Era fiscal Antidroga cuando en setiembre de 2001 se desencadenó la 'operación Pipol'. Entonces la aparición de explosivos en uno de los registros no tuvo consecuencias judiciales. Ahora, a la vista de la sentencia que condena a Antonio Toro y José Emilio Suárez Trashorras por tráfico de explosivos en esa fecha, José Luis Rebollo cree que su sustituto, José Perals, «ha actuado sin desánimo para, al final, hacer valer su tesis».
-¿Lamenta ahora no haber sido usted quien tirara de la manta en el asunto de los explosivos?
-No, entre otras razones porque entonces no teníamos las pruebas que hay ahora. Además, las Fuerzas de Seguridad no les dieron importancia a esos cartuchos y en consecuencia no se me informaba. De todas las investigaciones que se llevaron a cabo en su momento daba cuenta al entonces fiscal jefe de Asturias, Valero Oltra.
-¿Qué pruebas llevaron entonces a Perals a pedir la apertura de procedimiento contra Toro y Trashorras por tráfico de dinamita?
-Hubo una conversación informal entre las Fuerzas de Seguridad y algunos fiscales sobre que había más dinamita. En este juicio es como si hubiera habido dos momentos distintos: uno, previo a la dinamita y otro posterior. En ese sentido mi sustituto ha hecho su labor sin desánimo para hacer valer su tesis. Incluso, cuando le fueron rechazadas las pruebas.
-Hubo afirmaciones en este juicio que hicieron correr ríos de tinta como la pronunciada por el inspector de Policía de Avilés Manuel García cuando dijo que Trashorras le había dicho que la dinamita era para cortar árboles...
-¿Hombre !, eso tampoco... Pero lo de la venta de dinamita en Asturias era un cachondeo. Carecía de todo tipo de controles habidos y por haber y lo que nadie pensaba es que se usaran para atentados. Se usaba para muchas cosas, como para pescar, y era algo que sucedía habitualmente en las minas. A raíz de todo esto los modos de control han cambiado, claro.
-¿Esperaba que así fuera?
-En parte sí y en parte no. Hubo claros intentos de separar el tema de los explosivos de este juicio. La verdad, no las tenía todas conmigo. Me alegro mucho del desenlace. Pero insisto: los que intervinimos al principio no teníamos las mismas claves.
-¿Quién o quiénes trataban de desviar la atención de la dinamita?

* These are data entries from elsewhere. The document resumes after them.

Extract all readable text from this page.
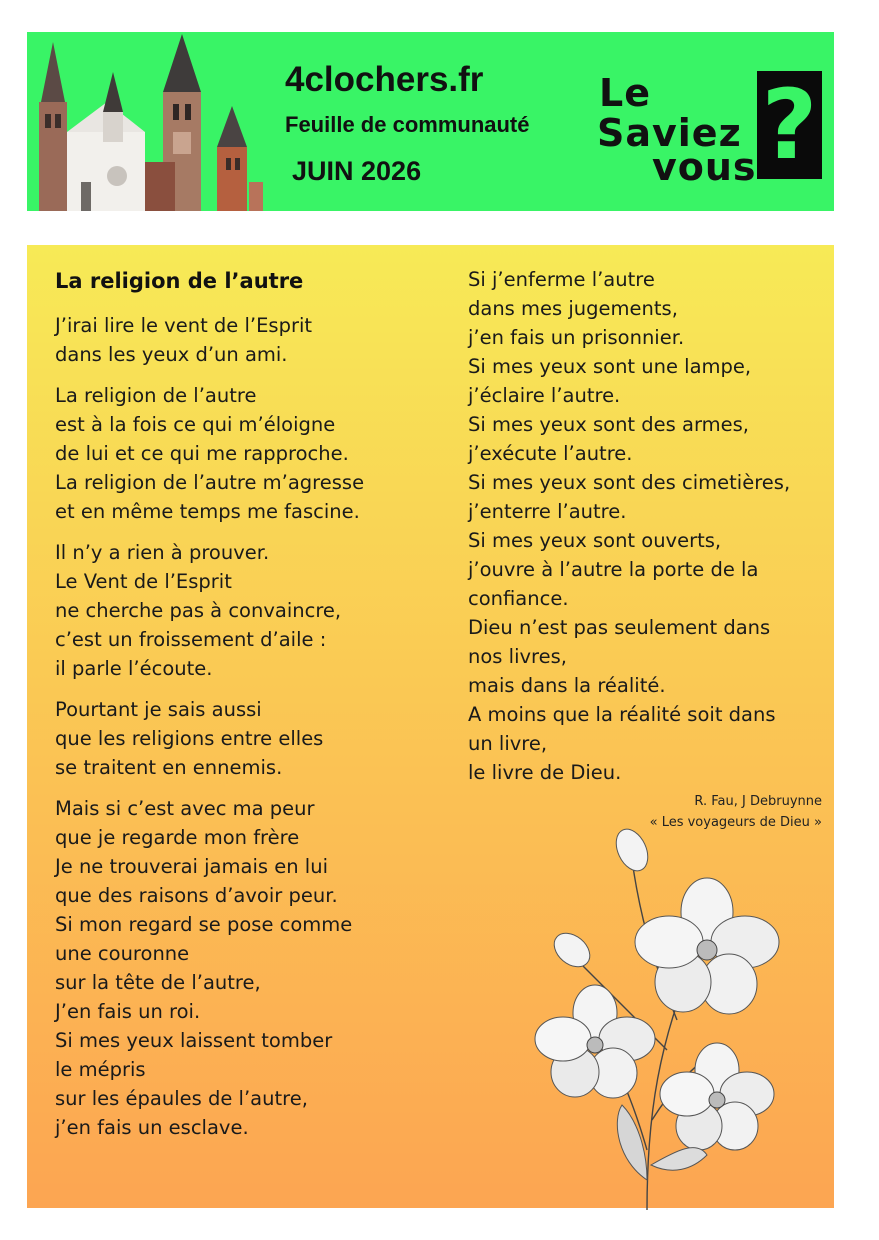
4clochers.fr
Feuille de communauté
JUIN 2026
Le
Saviez
vous ?
La religion de l’autre
J’irai lire le vent de l’Esprit
dans les yeux d’un ami.
La religion de l’autre
est à la fois ce qui m’éloigne
de lui et ce qui me rapproche.
La religion de l’autre m’agresse
et en même temps me fascine.
Il n’y a rien à prouver.
Le Vent de l’Esprit
ne cherche pas à convaincre,
c’est un froissement d’aile :
il parle l’écoute.
Pourtant je sais aussi
que les religions entre elles
se traitent en ennemis.
Mais si c’est avec ma peur
que je regarde mon frère
Je ne trouverai jamais en lui
que des raisons d’avoir peur.
Si mon regard se pose comme
une couronne
sur la tête de l’autre,
J’en fais un roi.
Si mes yeux laissent tomber
le mépris
sur les épaules de l’autre,
j’en fais un esclave.
Si j’enferme l’autre
dans mes jugements,
j’en fais un prisonnier.
Si mes yeux sont une lampe,
j’éclaire l’autre.
Si mes yeux sont des armes,
j’exécute l’autre.
Si mes yeux sont des cimetières,
j’enterre l’autre.
Si mes yeux sont ouverts,
j’ouvre à l’autre la porte de la
confiance.
Dieu n’est pas seulement dans
nos livres,
mais dans la réalité.
A moins que la réalité soit dans
un livre,
le livre de Dieu.
R. Fau, J Debruynne
« Les voyageurs de Dieu »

-Sobre todo las defensas, que han actuado de forma enérgica.
-¿Cree que esta sentencia se ha visto influida por los atentados del 11-M?
-Tengo un enorme respeto a los tribunales. A mi juicio ha sido una decisión tan desmenuzada y meditada que no puedo ni pensar en que se haya visto mediatizada por la presión externa. Yo pienso que llegaron a una conclusión lógica.
-¿Piensa que este fallo puede ser tenido en cuenta en el juicio que se va a celebrar por el 11-M?
-Hay puntos de conexión por el hecho de que aquí hubo venta de explosivos anterior, pero nada más. También puede ayudar a las líneas de la defensa.
-A la vista de las conclusiones, ¿los atentados se podían haber evitado?
-Pensar ahora que el 11-M se pudo evitar es una hipótesis extrema.